There are those who condemned her for publishing it in the first place, calling her - but not him - immoral - and who use the usual "she just wanted money and publicity" against her. (In fact, often such books do not grant the author much money, especially not back in 1982 I'm quite tired of hearing this defense of rich people being used against poorer people as if, how dare they earn money too.) I see no fault in earning money as an author. What I will say is that an ordinary person writing a memoir will have a more difficult time finding a publisher than someone who has a Hollywood connection.
Several of the Mistresses and Courtesans who have been profiled here as Mistresses of the Month did, in their time, write books, and were like-wise criticized. Also, though he made very many films and was a star in his own time, Bogart was not yet the legend he became and I think by the time Verita's book was published, the star who died in 1957 had become one..

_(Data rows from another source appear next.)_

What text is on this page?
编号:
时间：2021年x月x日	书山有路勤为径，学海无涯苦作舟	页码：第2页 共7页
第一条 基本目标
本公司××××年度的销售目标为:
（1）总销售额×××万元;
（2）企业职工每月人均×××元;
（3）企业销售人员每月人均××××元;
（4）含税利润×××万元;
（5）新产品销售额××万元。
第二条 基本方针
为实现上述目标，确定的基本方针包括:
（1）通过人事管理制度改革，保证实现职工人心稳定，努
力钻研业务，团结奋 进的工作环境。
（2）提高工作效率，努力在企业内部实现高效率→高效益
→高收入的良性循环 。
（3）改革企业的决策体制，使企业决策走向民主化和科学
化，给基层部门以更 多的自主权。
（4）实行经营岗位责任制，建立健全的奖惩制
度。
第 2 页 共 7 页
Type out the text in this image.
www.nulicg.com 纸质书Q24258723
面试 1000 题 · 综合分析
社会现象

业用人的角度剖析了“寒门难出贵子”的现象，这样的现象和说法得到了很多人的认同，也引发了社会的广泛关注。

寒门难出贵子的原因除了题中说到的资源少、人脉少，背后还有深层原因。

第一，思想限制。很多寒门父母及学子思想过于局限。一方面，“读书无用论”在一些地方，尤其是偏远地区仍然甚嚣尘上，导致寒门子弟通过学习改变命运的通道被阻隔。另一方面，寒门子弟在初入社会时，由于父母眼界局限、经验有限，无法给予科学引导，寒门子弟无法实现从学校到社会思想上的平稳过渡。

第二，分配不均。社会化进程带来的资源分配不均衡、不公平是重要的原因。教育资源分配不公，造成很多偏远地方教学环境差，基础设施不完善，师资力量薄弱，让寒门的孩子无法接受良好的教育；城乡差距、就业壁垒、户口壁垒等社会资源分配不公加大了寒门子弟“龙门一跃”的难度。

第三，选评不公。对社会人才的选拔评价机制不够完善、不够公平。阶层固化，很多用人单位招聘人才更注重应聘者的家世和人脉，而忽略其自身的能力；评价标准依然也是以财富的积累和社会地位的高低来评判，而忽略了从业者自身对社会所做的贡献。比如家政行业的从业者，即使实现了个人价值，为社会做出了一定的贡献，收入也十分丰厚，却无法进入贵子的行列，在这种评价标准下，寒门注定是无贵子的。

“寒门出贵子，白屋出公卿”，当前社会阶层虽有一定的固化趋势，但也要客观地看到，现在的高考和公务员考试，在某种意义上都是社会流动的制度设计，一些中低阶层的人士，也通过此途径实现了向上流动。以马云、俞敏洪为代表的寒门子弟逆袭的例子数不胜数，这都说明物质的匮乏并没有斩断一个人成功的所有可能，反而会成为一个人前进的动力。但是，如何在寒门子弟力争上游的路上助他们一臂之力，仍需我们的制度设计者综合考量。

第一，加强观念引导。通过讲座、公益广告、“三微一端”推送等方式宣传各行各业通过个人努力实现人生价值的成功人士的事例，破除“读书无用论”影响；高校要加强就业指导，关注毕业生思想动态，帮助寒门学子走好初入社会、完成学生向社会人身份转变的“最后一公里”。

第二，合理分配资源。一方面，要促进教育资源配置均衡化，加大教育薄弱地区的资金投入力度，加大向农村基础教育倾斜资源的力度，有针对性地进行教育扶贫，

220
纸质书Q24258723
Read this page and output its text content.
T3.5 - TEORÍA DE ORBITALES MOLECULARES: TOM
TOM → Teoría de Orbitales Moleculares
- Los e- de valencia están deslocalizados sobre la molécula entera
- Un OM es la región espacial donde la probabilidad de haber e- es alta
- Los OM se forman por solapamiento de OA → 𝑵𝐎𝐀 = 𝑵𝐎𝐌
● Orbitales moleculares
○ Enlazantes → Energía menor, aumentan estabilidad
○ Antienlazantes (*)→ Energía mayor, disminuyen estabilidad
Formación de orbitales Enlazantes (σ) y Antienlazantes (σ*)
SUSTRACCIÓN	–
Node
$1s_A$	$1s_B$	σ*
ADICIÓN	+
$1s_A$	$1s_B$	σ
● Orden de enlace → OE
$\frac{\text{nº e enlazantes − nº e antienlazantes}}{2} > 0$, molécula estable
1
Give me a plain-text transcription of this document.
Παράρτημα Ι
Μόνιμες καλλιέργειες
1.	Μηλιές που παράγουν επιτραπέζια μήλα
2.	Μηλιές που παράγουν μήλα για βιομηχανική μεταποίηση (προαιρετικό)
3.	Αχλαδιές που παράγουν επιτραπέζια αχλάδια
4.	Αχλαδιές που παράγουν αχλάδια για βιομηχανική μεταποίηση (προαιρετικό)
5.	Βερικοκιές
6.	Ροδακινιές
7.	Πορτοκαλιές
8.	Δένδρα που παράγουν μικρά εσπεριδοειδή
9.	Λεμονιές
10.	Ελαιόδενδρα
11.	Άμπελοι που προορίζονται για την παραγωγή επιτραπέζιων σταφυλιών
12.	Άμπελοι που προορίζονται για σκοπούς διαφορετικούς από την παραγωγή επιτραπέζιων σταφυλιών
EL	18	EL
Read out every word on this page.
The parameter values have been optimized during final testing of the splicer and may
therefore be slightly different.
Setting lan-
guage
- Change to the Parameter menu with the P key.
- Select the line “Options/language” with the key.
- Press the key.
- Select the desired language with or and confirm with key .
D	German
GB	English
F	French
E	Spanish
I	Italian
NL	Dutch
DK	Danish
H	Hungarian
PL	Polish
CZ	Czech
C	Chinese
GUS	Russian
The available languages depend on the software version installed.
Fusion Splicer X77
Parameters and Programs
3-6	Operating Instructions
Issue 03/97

Her story of living adjacent to the studios in Burbank, easy access for the star to stop over and stay over, is entirely believable. As well, we would all like to think that the overly married Bogart finally found his Soul Mate in Lauren Bacall, and maybe they were, and maybe he felt pressured by the society and culture he lived in to be married to someone. And maybe sometimes it takes having a long, enduring relationship with a special someone you are not married to, to endure in a marriage(s) you're in. The point is Bogart was charismatic but he was no saint.